FLG has a long-standing theory that ambitious men are, with few exceptions, the offspring of abusive or absent fathers.    While this is true of men in a variety of fields (athletics, business, etc), FLG maintains that is particularly true of political leaders going back even to Alexander.  Julius Caesar's father died when he was 15.  George Washington's father died when he was 11.  Thomas Jefferson's father died when he was in his teens.   Churchill longed for a relationship with his absent father.  Joe Kennedy was no picnic. Stalin's father was abusive.  Ditto for Mao's.  The list goes on...

Anyway, the other day FLG came across this article, which delves into the paternal relationships of recent presidents.  FLG is half tempted to really sit down and write a book about this theory.


Andrew Stevens said...

Eh. There are a great many people who had absent or abusive fathers. The further you go back in history, the more common the condition is. If, as this article does, you include relationships such as that between George W. Bush and his father, you're starting to come very close to describing everybody's relationship with their father. Speaking, by the way, as someone who clearly qualifies as having had an absent father.

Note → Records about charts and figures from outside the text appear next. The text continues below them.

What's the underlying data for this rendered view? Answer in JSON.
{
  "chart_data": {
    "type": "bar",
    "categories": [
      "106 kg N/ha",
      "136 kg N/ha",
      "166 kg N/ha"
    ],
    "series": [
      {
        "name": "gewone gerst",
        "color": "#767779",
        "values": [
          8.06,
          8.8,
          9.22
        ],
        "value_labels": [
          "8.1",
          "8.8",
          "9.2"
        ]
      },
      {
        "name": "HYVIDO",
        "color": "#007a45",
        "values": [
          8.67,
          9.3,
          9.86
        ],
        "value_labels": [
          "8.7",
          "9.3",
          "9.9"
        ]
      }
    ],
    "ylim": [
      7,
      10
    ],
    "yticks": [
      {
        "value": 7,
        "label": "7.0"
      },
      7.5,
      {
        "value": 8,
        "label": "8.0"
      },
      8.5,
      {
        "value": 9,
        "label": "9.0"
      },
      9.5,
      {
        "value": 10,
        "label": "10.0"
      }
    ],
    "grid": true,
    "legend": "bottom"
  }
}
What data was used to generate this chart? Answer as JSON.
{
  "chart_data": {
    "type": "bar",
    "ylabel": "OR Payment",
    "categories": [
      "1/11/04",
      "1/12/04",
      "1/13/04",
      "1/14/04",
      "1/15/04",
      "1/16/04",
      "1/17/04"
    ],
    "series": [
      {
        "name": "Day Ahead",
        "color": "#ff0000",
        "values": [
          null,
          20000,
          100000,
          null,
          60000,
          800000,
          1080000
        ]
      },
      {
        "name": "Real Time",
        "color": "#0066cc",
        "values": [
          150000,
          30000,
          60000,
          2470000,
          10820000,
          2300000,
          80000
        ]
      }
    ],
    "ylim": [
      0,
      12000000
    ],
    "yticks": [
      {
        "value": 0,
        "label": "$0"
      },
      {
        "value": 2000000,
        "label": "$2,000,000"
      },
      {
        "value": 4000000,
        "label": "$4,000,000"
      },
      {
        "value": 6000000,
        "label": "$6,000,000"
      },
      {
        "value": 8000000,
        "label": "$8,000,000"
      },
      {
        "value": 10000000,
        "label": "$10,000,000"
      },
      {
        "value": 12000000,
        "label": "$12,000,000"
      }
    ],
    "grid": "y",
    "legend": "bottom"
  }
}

By the way, I too am curious to hear your answer to Withywindle's question in your last post.

FLG said...


Obviously, one doesn't always follow the other. Lots of people with absent or abusive fathers become self-destructive, not hyperambitious. And, yes, one can frame this in a way that almost all men fall into the category, especially as one goes back in history, but there is something there.

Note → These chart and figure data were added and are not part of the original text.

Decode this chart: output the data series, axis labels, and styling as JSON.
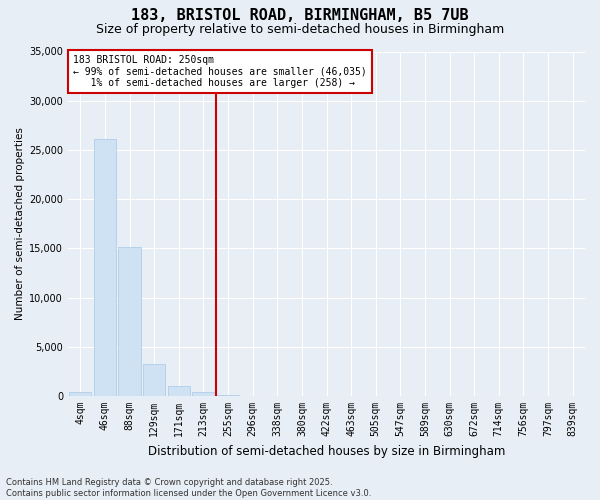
{
  "title1": "183, BRISTOL ROAD, BIRMINGHAM, B5 7UB",
  "title2": "Size of property relative to semi-detached houses in Birmingham",
  "xlabel": "Distribution of semi-detached houses by size in Birmingham",
  "ylabel": "Number of semi-detached properties",
  "categories": [
    "4sqm",
    "46sqm",
    "88sqm",
    "129sqm",
    "171sqm",
    "213sqm",
    "255sqm",
    "296sqm",
    "338sqm",
    "380sqm",
    "422sqm",
    "463sqm",
    "505sqm",
    "547sqm",
    "589sqm",
    "630sqm",
    "672sqm",
    "714sqm",
    "756sqm",
    "797sqm",
    "839sqm"
  ],
  "values": [
    400,
    26100,
    15100,
    3300,
    1050,
    450,
    100,
    30,
    10,
    5,
    2,
    1,
    0,
    0,
    0,
    0,
    0,
    0,
    0,
    0,
    0
  ],
  "bar_color": "#cfe2f3",
  "bar_edge_color": "#a8c8e8",
  "vline_index": 6,
  "vline_color": "#cc0000",
  "annotation_text": "183 BRISTOL ROAD: 250sqm\n← 99% of semi-detached houses are smaller (46,035)\n   1% of semi-detached houses are larger (258) →",
  "annotation_box_color": "#ffffff",
  "annotation_box_edge": "#cc0000",
  "ylim": [
    0,
    35000
  ],
  "yticks": [
    0,
    5000,
    10000,
    15000,
    20000,
    25000,
    30000,
    35000
  ],
  "bg_color": "#e8eef5",
  "plot_bg_color": "#e8eef5",
  "grid_color": "#ffffff",
  "footer": "Contains HM Land Registry data © Crown copyright and database right 2025.\nContains public sector information licensed under the Open Government Licence v3.0.",
  "title1_fontsize": 11,
  "title2_fontsize": 9,
  "xlabel_fontsize": 8.5,
  "ylabel_fontsize": 7.5,
  "tick_fontsize": 7,
  "annotation_fontsize": 7,
  "footer_fontsize": 6
}
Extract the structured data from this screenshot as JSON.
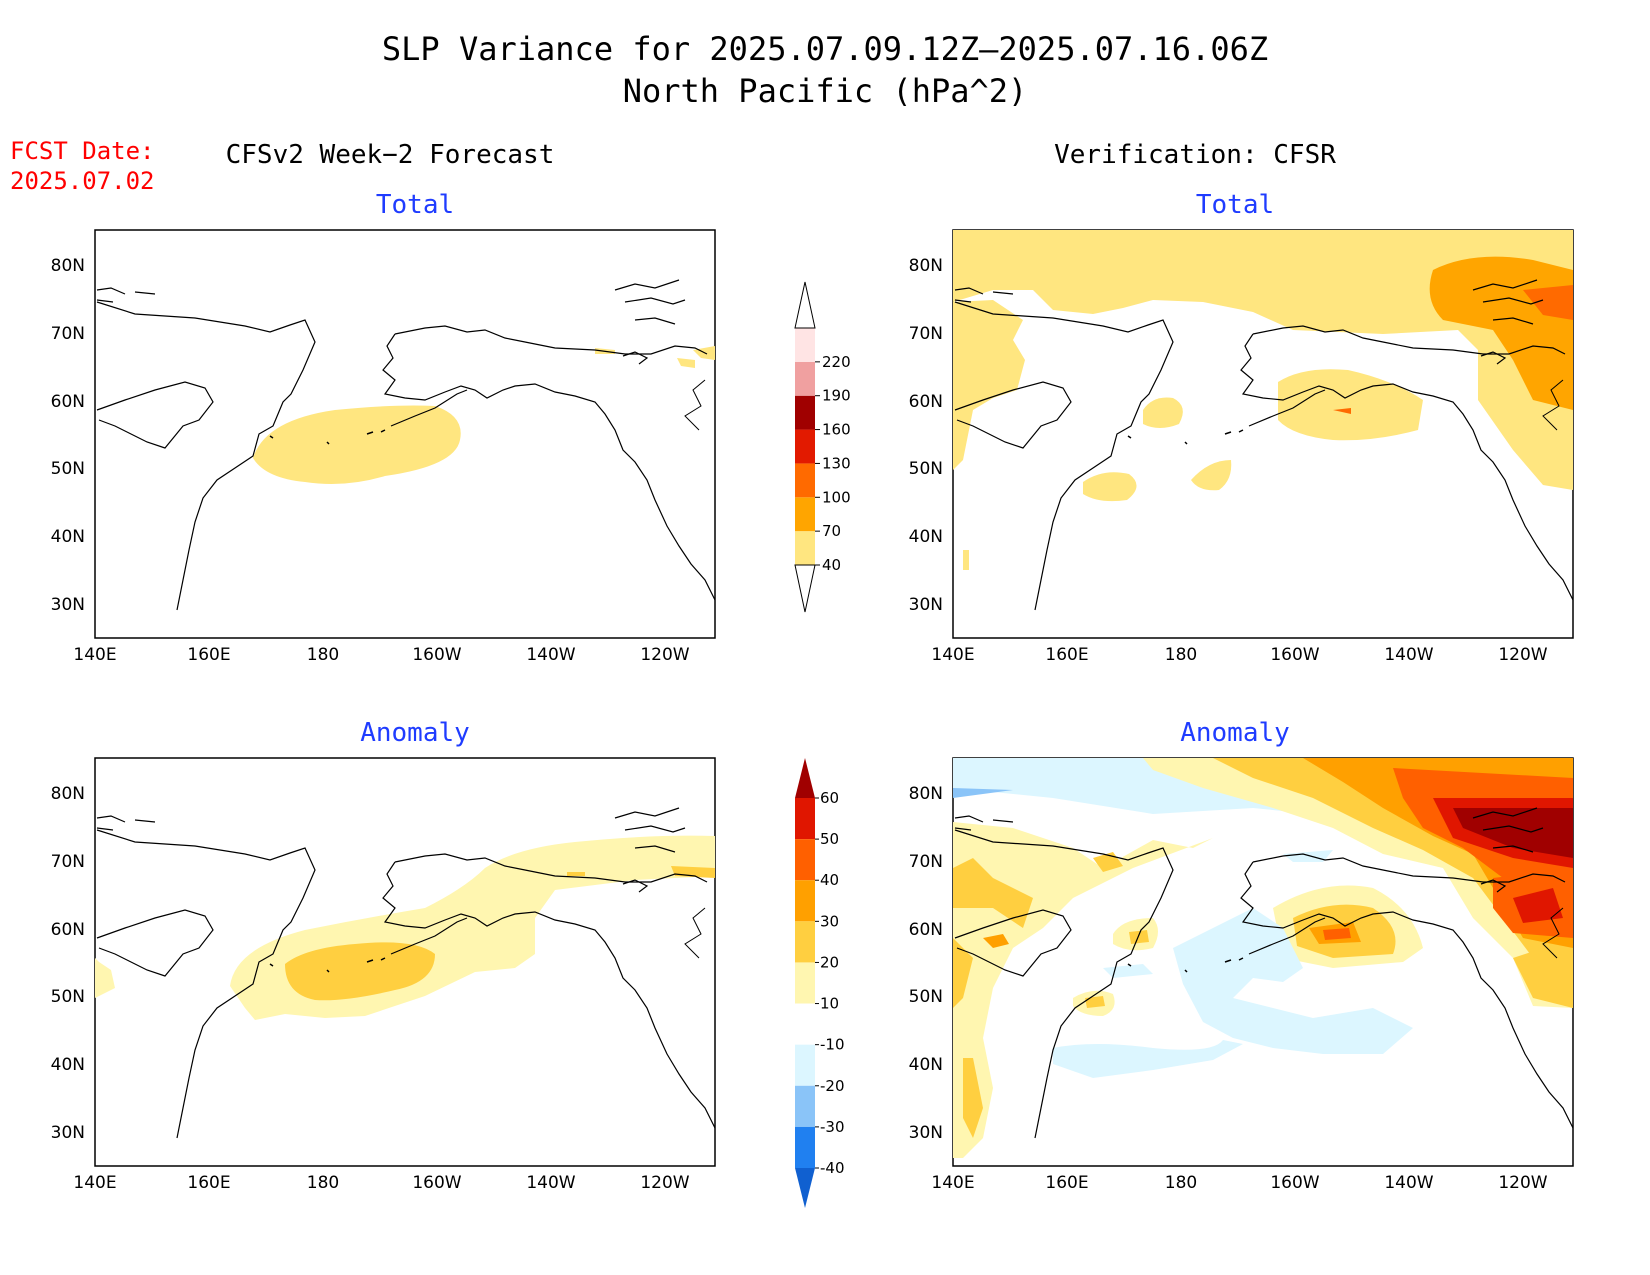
{
  "header": {
    "title_line1": "SLP Variance for 2025.07.09.12Z—2025.07.16.06Z",
    "title_line2": "North Pacific (hPa^2)"
  },
  "fcst": {
    "label": "FCST Date:",
    "date": "2025.07.02"
  },
  "columns": {
    "left_title": "CFSv2 Week−2 Forecast",
    "right_title": "Verification: CFSR"
  },
  "panels": {
    "top_left_label": "Total",
    "top_right_label": "Total",
    "bottom_left_label": "Anomaly",
    "bottom_right_label": "Anomaly"
  },
  "axes": {
    "lat_labels": [
      "80N",
      "70N",
      "60N",
      "50N",
      "40N",
      "30N"
    ],
    "lon_labels": [
      "140E",
      "160E",
      "180",
      "160W",
      "140W",
      "120W"
    ]
  },
  "colorbars": {
    "total": {
      "levels": [
        "40",
        "70",
        "100",
        "130",
        "160",
        "190",
        "220"
      ],
      "colors": [
        "#ffe680",
        "#ffa500",
        "#ff6a00",
        "#e21a00",
        "#a00000",
        "#f0a0a0",
        "#ffe4e4"
      ]
    },
    "anomaly": {
      "levels": [
        "-40",
        "-30",
        "-20",
        "-10",
        "10",
        "20",
        "30",
        "40",
        "50",
        "60"
      ],
      "colors": [
        "#1060d0",
        "#2080f0",
        "#8ac4f8",
        "#dcf6ff",
        "#ffffff",
        "#fff6b0",
        "#ffcf40",
        "#ffa000",
        "#ff6000",
        "#e01600",
        "#a00000"
      ]
    }
  }
}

Fitting W into the mold is a problem for me, as is Romney. Nevertheless, there's definitely something to this theory that I want to investigate furhter if I ever get the time.

Andrew Stevens said...

And lots more become what they almost certainly would have become had their fathers not been absent or abusive. I confess I'm fairly hostile to the Freudian notion that everything in one's life traces to one's parents. Not that they're unimportant, but as far as I can tell from the actual evidence (admittedly extremely subject to interpretation) their importance is normally exaggerated by a factor of about a hundred.